One night in late fall, it began raining like crazy. Huge, splattery drops came down by the bucketful, drenching everything within seconds. We could see the dogs standing in the rapidly rising water. The puppy especially was having a tough time because the water rose nearly to his neck.
Dan and I ran through the dark, first to the apartments, then from one mobile home to another asking who owned the dogs. Everyone said they did not know, but thought they belonged to the mobile home closest to the animals. We banged on the flimsy door. No one answered. We could hear a television over the pounding rain and the lights were on, so we banged again, both of us soaked to the bone. Finally, a man came to the door, eyeing us suspiciously. He was wearing a tattered flannel shirt and dirty, baggy pants. His hair stuck up all over his head, his chin covered in sparse hairs. His cheek was filled with tobacco, with some brown spittle clinging to the hairs at the edge of his mouth.

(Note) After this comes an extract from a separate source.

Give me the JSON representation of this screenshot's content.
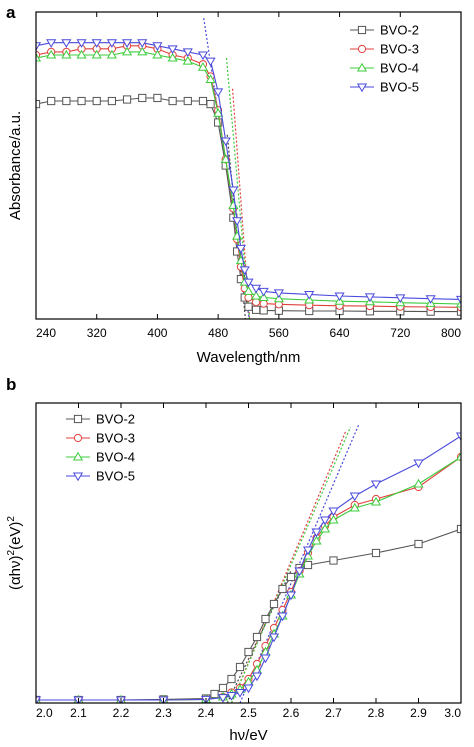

“Are those your dogs?” I shouted over the deafening rain, pointing to the two sodden creatures down the hill.
“Yeah, so?” he sneered at me.
“That puppy, he’s going to drown,” I turned and pointed at the dog. “See? The water is already up to his neck. And it’s really cold.”
“That water ain’t agoin’ a hurt it,” the man snarled at me, slamming the door in my face. I looked at Dan. Now what? The dog was tied to a leash only maybe three feet long. There was no way he could survive if the water rose even a couple of more inches.
Without even discussing it, Dan and I ran and untied the dogs. We could not see taking them into our house. The apartment was so small and the dogs so filthy and wet, they would probably have ruined the carpet, and we could not afford to be evicted. Instead we took them up the hill to a small shed that was built on stilts about three feet above the ground. We tied them to one of the stilts under the building.
I stayed with the dogs while Dan ran back to the house to get them some food. The puppy was shivering so hard, I was afraid he was going to have some kind of an attack or something. He was pure black, bone skinny and his fur covered in mud, but he had kind, brown eyes and looked up at me as if to thank me for getting him out of the mass of running water.
Dan returned with two heaping bowls of food. The dogs gulped the food down so fast, we were worried it would make them sick, but after the bowls were empty, they just wagged their tails and came towards us, cowering and wriggling, rolling over to show their bellies. We pet them and rubbed their ears, pleased the dogs were okay.
When we got back into the house, we called Jeannie and told her about the dogs. She lived with three other women, all of them dog lovers.
“We are going to come and get them,” she told us. “I don’t care if they arrest us. That man should be shot for animal abuse.”
“He probably won’t even notice they are gone,” I told her. “We never see him have anything to do with them. And the mom dog is so thin, you could put your fingers between her ribs.”
The next morning, the dogs were not there. Jeannie told me that she and her roommates had come and taken them both away. Sadly, the puppy later died. He had a case of canine leukemia and was too far gone to save. The mom dog, though, grew to be fat and happy. The girls had her spayed and found her a new home.
The man in the trailer never said a word to us. He did not ask if we knew what happened to the dogs, and didn’t get any other dogs while were living there.